Studies on the kinetic parameters of 68Ga-SSA mostly focus on tumors, but rarely on normal organs. Henze et al. [5] evaluated 68Ga-DOTATOC kinetics in patients with meningiomas, in which the nasal mucosa was selected as the reference tissue given that it had mild to moderate physiological SSTR density expression, with the mean vB, K1, k2, and k3 values of 0.110, 0.401, 0.556, and 0.061 min−1, respectively. In this study, the vB (0.0009), K1 (0.057 min−1), and k2 (0.103 min−1) of nasal mucosa were much smaller, while k3 (0.077 min−1) was close to the above result. Because of the size of nasal mucosa, partial volume correction might account for this point.

Dynamic total-body PET imaging provides conditions for real-time and systematic visualization and quantification of various organs in the body, especially for the heart–brain axis [31]. In this study, similar kinetic characteristics among different organs were found through the hierarchical clustering analysis, which may the internal connections among these organs. However, extended study, perhaps based on related disease models, is required in the future for further explanation of the interactions and relationships of 68Ga-DOTATATE among different organs.

This study bears limitations. Given the standard method has not been established for clinical practice, time delay correction was not performed in this study although its importance for total-body PET kinetic modeling has been identified recently [3234]. Second, selected patients were not healthy volunteers, but those with gNETs endoscopic resection.
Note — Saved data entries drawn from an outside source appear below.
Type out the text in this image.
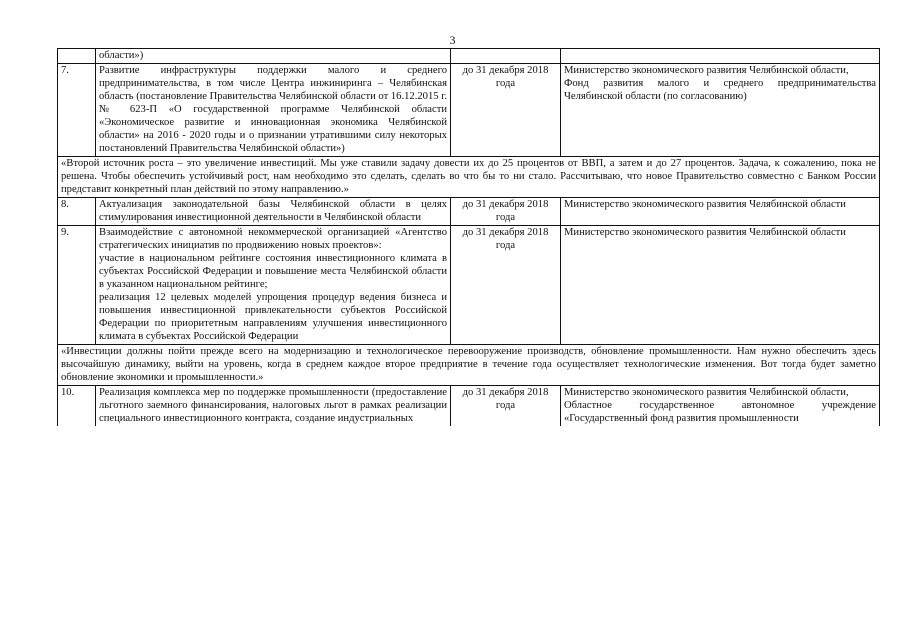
3
	области»)		
7.	Развитие инфраструктуры поддержки малого и среднего предпринимательства, в том числе Центра инжиниринга – Челябинская область (постановление Правительства Челябинской области от 16.12.2015 г. № 623-П «О государственной программе Челябинской области «Экономическое развитие и инновационная экономика Челябинской области» на 2016 - 2020 годы и о признании утратившими силу некоторых постановлений Правительства Челябинской области»)	до 31 декабря 2018 года	Министерство экономического развития Челябинской области,
Фонд развития малого и среднего предпринимательства Челябинской области (по согласованию)

«Второй источник роста – это увеличение инвестиций. Мы уже ставили задачу довести их до 25 процентов от ВВП, а затем и до 27 процентов. Задача, к сожалению, пока не решена. Чтобы обеспечить устойчивый рост, нам необходимо это сделать, сделать во что бы то ни стало. Рассчитываю, что новое Правительство совместно с Банком России представит конкретный план действий по этому направлению.»			
8.	Актуализация законодательной базы Челябинской области в целях стимулирования инвестиционной деятельности в Челябинской области	до 31 декабря 2018 года	Министерство экономического развития Челябинской области
9.	Взаимодействие с автономной некоммерческой организацией «Агентство стратегических инициатив по продвижению новых проектов»:
участие в национальном рейтинге состояния инвестиционного климата в субъектах Российской Федерации и повышение места Челябинской области в указанном национальном рейтинге;
реализация 12 целевых моделей упрощения процедур ведения бизнеса и повышения инвестиционной привлекательности субъектов Российской Федерации по приоритетным направлениям улучшения инвестиционного климата в субъектах Российской Федерации	до 31 декабря 2018 года	Министерство экономического развития Челябинской области
«Инвестиции должны пойти прежде всего на модернизацию и технологическое перевооружение производств, обновление промышленности. Нам нужно обеспечить здесь высочайшую динамику, выйти на уровень, когда в среднем каждое второе предприятие в течение года осуществляет технологические изменения. Вот тогда будет заметно обновление экономики и промышленности.»			
10.	Реализация комплекса мер по поддержке промышленности (предоставление льготного заемного финансирования, налоговых льгот в рамках реализации специального инвестиционного контракта, создание индустриальных	до 31 декабря 2018 года	Министерство экономического развития Челябинской области,
Областное государственное автономное учреждение «Государственный фонд развития промышленности
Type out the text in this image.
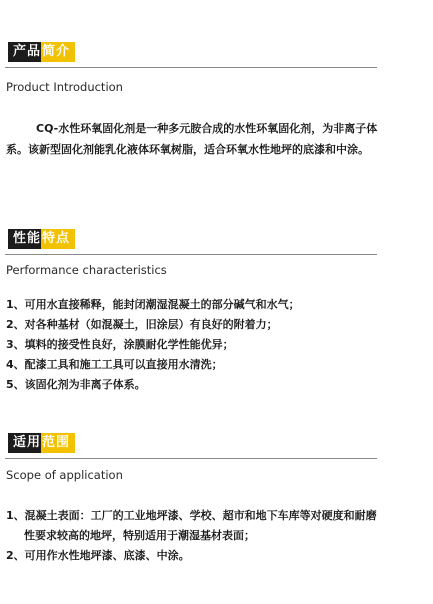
产品 简介
Product Introduction

CQ-水性环氧固化剂是一种多元胺合成的水性环氧固化剂，为非离子体系。该新型固化剂能乳化液体环氧树脂，适合环氧水性地坪的底漆和中涂。

性能 特点
Performance characteristics
1、可用水直接稀释，能封闭潮湿混凝土的部分碱气和水气；
2、对各种基材（如混凝土，旧涂层）有良好的附着力；
3、填料的接受性良好，涂膜耐化学性能优异；
4、配漆工具和施工工具可以直接用水清洗；
5、该固化剂为非离子体系。
适用 范围
Scope of application
1、混凝土表面：工厂的工业地坪漆、学校、超市和地下车库等对硬度和耐磨性要求较高的地坪，特别适用于潮湿基材表面；
2、可用作水性地坪漆、底漆、中涂。
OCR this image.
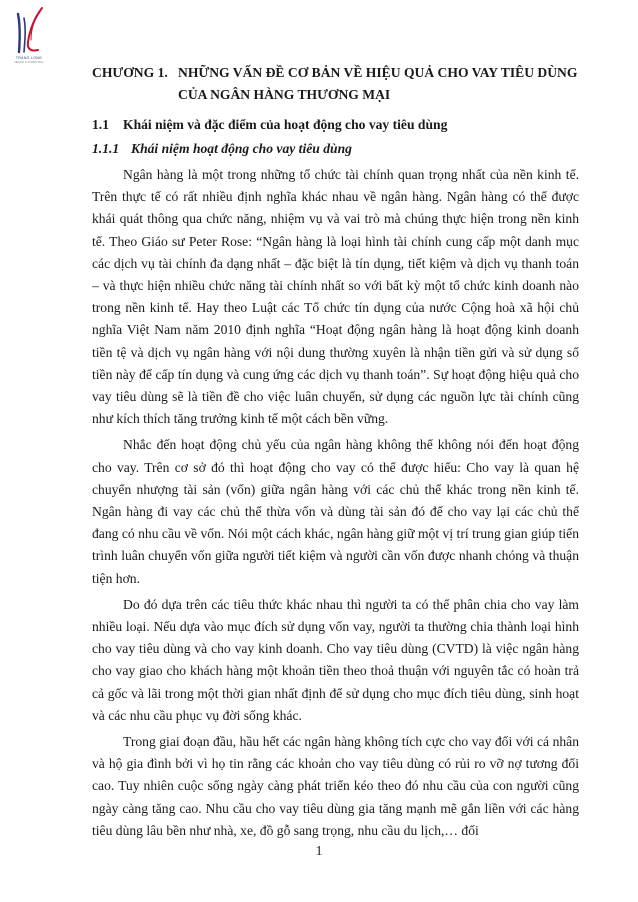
TRANG LONG
DESIGN & CONSULTING
CHƯƠNG 1. NHỮNG VẤN ĐỀ CƠ BẢN VỀ HIỆU QUẢ CHO VAY TIÊU DÙNG CỦA NGÂN HÀNG THƯƠNG MẠI
1.1 Khái niệm và đặc điểm của hoạt động cho vay tiêu dùng
1.1.1 Khái niệm hoạt động cho vay tiêu dùng

Ngân hàng là một trong những tổ chức tài chính quan trọng nhất của nền kinh tế. Trên thực tế có rất nhiều định nghĩa khác nhau về ngân hàng. Ngân hàng có thể được khái quát thông qua chức năng, nhiệm vụ và vai trò mà chúng thực hiện trong nền kinh tế. Theo Giáo sư Peter Rose: “Ngân hàng là loại hình tài chính cung cấp một danh mục các dịch vụ tài chính đa dạng nhất – đặc biệt là tín dụng, tiết kiệm và dịch vụ thanh toán – và thực hiện nhiều chức năng tài chính nhất so với bất kỳ một tổ chức kinh doanh nào trong nền kinh tế. Hay theo Luật các Tổ chức tín dụng của nước Cộng hoà xã hội chủ nghĩa Việt Nam năm 2010 định nghĩa “Hoạt động ngân hàng là hoạt động kinh doanh tiền tệ và dịch vụ ngân hàng với nội dung thường xuyên là nhận tiền gửi và sử dụng số tiền này để cấp tín dụng và cung ứng các dịch vụ thanh toán”. Sự hoạt động hiệu quả cho vay tiêu dùng sẽ là tiền đề cho việc luân chuyển, sử dụng các nguồn lực tài chính cũng như kích thích tăng trưởng kinh tế một cách bền vững.

Nhắc đến hoạt động chủ yếu của ngân hàng không thể không nói đến hoạt động cho vay. Trên cơ sở đó thì hoạt động cho vay có thể được hiểu: Cho vay là quan hệ chuyển nhượng tài sản (vốn) giữa ngân hàng với các chủ thể khác trong nền kinh tế. Ngân hàng đi vay các chủ thể thừa vốn và dùng tài sản đó để cho vay lại các chủ thể đang có nhu cầu về vốn. Nói một cách khác, ngân hàng giữ một vị trí trung gian giúp tiến trình luân chuyển vốn giữa người tiết kiệm và người cần vốn được nhanh chóng và thuận tiện hơn.

Do đó dựa trên các tiêu thức khác nhau thì người ta có thể phân chia cho vay làm nhiều loại. Nếu dựa vào mục đích sử dụng vốn vay, người ta thường chia thành loại hình cho vay tiêu dùng và cho vay kinh doanh. Cho vay tiêu dùng (CVTD) là việc ngân hàng cho vay giao cho khách hàng một khoản tiền theo thoả thuận với nguyên tắc có hoàn trả cả gốc và lãi trong một thời gian nhất định để sử dụng cho mục đích tiêu dùng, sinh hoạt và các nhu cầu phục vụ đời sống khác.

Trong giai đoạn đầu, hầu hết các ngân hàng không tích cực cho vay đối với cá nhân và hộ gia đình bởi vì họ tin rằng các khoản cho vay tiêu dùng có rủi ro vỡ nợ tương đối cao. Tuy nhiên cuộc sống ngày càng phát triển kéo theo đó nhu cầu của con người cũng ngày càng tăng cao. Nhu cầu cho vay tiêu dùng gia tăng mạnh mẽ gắn liền với các hàng tiêu dùng lâu bền như nhà, xe, đồ gỗ sang trọng, nhu cầu du lịch,… đối

1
Therefore, discrepancy of the kinetic rates may exist between the results in this study and those from totally healthy volunteers. On the other hand, patients with gNETs endoscopic resection might have resulted in a representative referral population in current practice of patients undergoing 68Ga-DOTATATE PET imaging for suspected or for staging/restaging in the case of an already identified NET.

5. Conclusion

68Ga-DOTATATE uptake and clearance in different organs were different. The distribution and normal range of 68Ga-DOTATATE kinetic metrics in normal organs identified in this study could provide a reference for assessing tracer kinetics in future dynamic PET imaging.

Data Availability

The data that support the findings of this study are available from the corresponding author.

Ethical Approval

All procedures performed in studies involving human participants were in accordance with the Ethical Standards of the Institutional and/or National Research Committee and with the Declaration of Helsinki 1964 and its later amendments or comparable ethical standards.

Conflicts of Interest

The authors declare that they have no conflicts of interest.

Authors’ Contributions

Hongyan Yin and Guobing Liu contributed equally to this article. All authors have read and approved the final manuscript.


This study was funded by the Shanghai Municipal Key Clinical Specialty Project (grant number SHSLCZDZK03401), the Major Science and Technology Projects for Major New Drug Creation (grant number 2019ZX09302001), the Shanghai Science and Technology Committee Program (grant number 20DZ2201800), the Three-Year Action Plan of Clinical Skills and Innovation of Shanghai Hospital Development Center (grant number SHDC2020CR3079B), and the Next Generation Information Infrastructure Construction Project funded by Shanghai Municipal Commission of Economy and Informatization (grant number 201901014).